To Buy and Not To Buy
Shopping. There are so many ways to do it. Impulse, bargain, need. An endless list.
And don’t forget timing.
I am an impulse shopper. Take, for instance, the silk embroidered prayer cap from somewhere in view of the Himalayas.
At least that’s where they told me it was from when I bought it, at an antique store in Putnam, in the Quiet Corner of Connecticut.
I had to have that cap. I truly did. The moment I saw it I hugged it to me. I went to pay without looking at the tiny price tag pinned inside.
I would have paid anything.
Well, not anything.
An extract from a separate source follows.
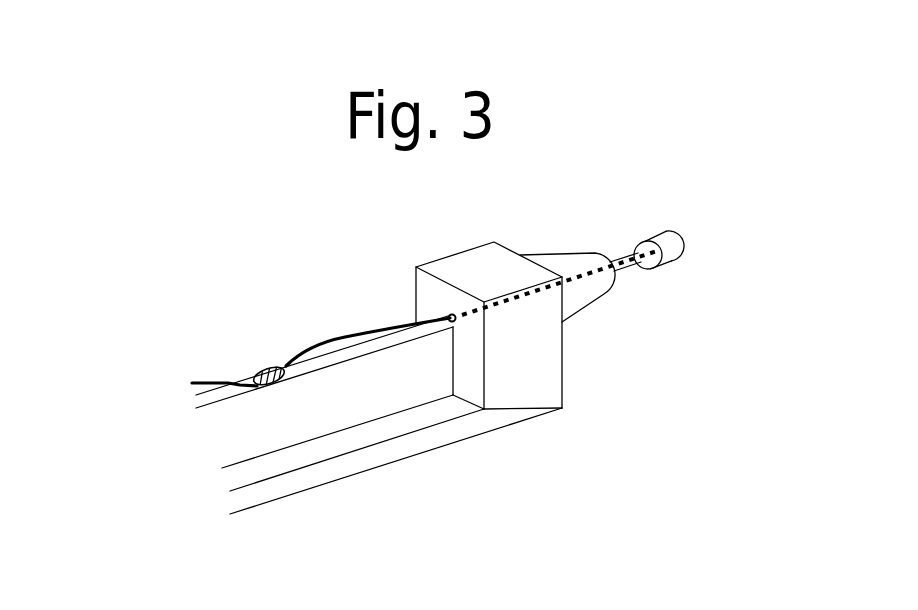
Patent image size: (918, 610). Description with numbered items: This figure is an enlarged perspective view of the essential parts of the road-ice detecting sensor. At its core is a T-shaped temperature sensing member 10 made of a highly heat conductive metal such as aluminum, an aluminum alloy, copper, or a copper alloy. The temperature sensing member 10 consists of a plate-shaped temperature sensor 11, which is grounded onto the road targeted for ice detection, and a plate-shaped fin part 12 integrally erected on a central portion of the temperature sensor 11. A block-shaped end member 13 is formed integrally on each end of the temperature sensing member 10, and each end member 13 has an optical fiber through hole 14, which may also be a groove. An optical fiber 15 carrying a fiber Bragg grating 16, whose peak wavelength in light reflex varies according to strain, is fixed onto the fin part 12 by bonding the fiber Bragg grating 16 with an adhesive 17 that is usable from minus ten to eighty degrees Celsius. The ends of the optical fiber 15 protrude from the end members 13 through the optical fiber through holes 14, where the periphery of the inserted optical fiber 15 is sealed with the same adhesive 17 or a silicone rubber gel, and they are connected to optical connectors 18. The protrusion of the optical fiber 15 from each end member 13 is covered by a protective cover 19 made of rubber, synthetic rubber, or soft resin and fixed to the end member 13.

Certainly a lot more than the “twelve dollars, ma’am,” I was told at the counter.
I felt I had found the shiny needle in a voluminous haystack of antiques.
I look at that cap all the time, and all the time, it makes me happy.
So does my apartment. It makes me happy, even when I’m not. I owe my apartment to a former colleague of mine. She asked me to have a look, to help her price it before she listed it for sale. The moment she opened the front door I knew.
“Please don’t list this,” I said. “I want it.”
It’s not like I decided on the apartment the same way I decided on the cap. I had not been looking for a prayer cap. Really, why would I? But I had just started to look for an affordable apartment to purchase. Just. This was the second one. And it was the right one. I had no doubts at all.
I will always be grateful to my colleague for giving me that opportunity.
Sometimes it does come knocking, and this time it was loud and clear.
***
One afternoon I was leaving the office with another broker when a young man with a wispy beard skateboarded up to us. We were just outside the front door. He was wearing cut-off jeans, unlaced sneakers and looked as though he hadn’t slept in a month.
“You guys brokers?” he asked. Since I was heading to an appointment, my colleague answered.
“Yes,” she said.
“Coooool! Got anything to show me?”
My colleague looked at me, rolled her eyes. I waved goodbye and went to meet my customer.
The next morning I got a phone call.
“Remember that kid, yesterday?” my colleague said.
“The skateboarder.”
“I showed him a duplex on Bethune. He wants it. Says he has cash.”
The kid bought the apartment. Hired an architect. Gutted the place. Hired a decorator. Made it gorgeous.
***
One Sunday several years ago a woman showed up early at the open house I was hosting. She made herself right at home.
“This apartment has everything I want,” she said. “I can see myself living here.”
Soon enough, people began to fill the apartment. Brokers with their customers, buyers with questions to ask me, neighbors who were nosy and just wanted a glimpse of the space. I didn’t want to be rude to the woman, but I couldn’t spend all my time with her.
“You’ll have to excuse me,” I said.
“I’ll come back when you’re not so busy,” she said.
She returned at the end of the open house.
“I like you, Liz. I think we could work well together. I love this apartment, but maybe you could show me a few other places. What do you think about Brooklyn?”
“What parts of it?” I asked.
“I don’t know,” she said. “Let’s just give it a shot, okay?”
Brooklyn is huge. HUGE. This was like asking a broker in Delaware to show you houses in Pennsylvania.
“What parts of Brooklyn interest you?” I asked.
“I don’t know. I’ve never been there. Do you think I would like living there?”
How the hell would I know?
“I hear Forest Hills is nice, too,” she said.
So is the South of France.
To find the time to work with this woman I would have to curtail all other activities. Including the performance of bodily functions.
Over the next few years I would see her, at other open houses, with other brokers. She would wave, or smile at me. I would wonder how many brokers had spent how many hours making how many phone calls to make how many appointments to try to find her a home.
About four months ago I was about to get on the elevator of my building on the ground floor just as she was getting off. She was with a broker I knew quite well, who had a new listing for a one bedroom apartment several floors above mine.
“Hey, Liz,” the broker said. “I’d like to introduce you to my customer. She just decided to buy the apartment a few floors above yours.”
“Really,” I said. I turned to the woman. “It’s nice to see you again.”
“Same here. You live in the building?” she asked. “How great! We’ll be neighbors.”
She seemed tired. “Three years,” she said. “It has taken me almost three years. You know how many apartments I’ve seen? Real estate is exhausting.”
That’s true, it can be, especially in this city.
“Congratulations,” I said. I meant it, for it was her time. At last.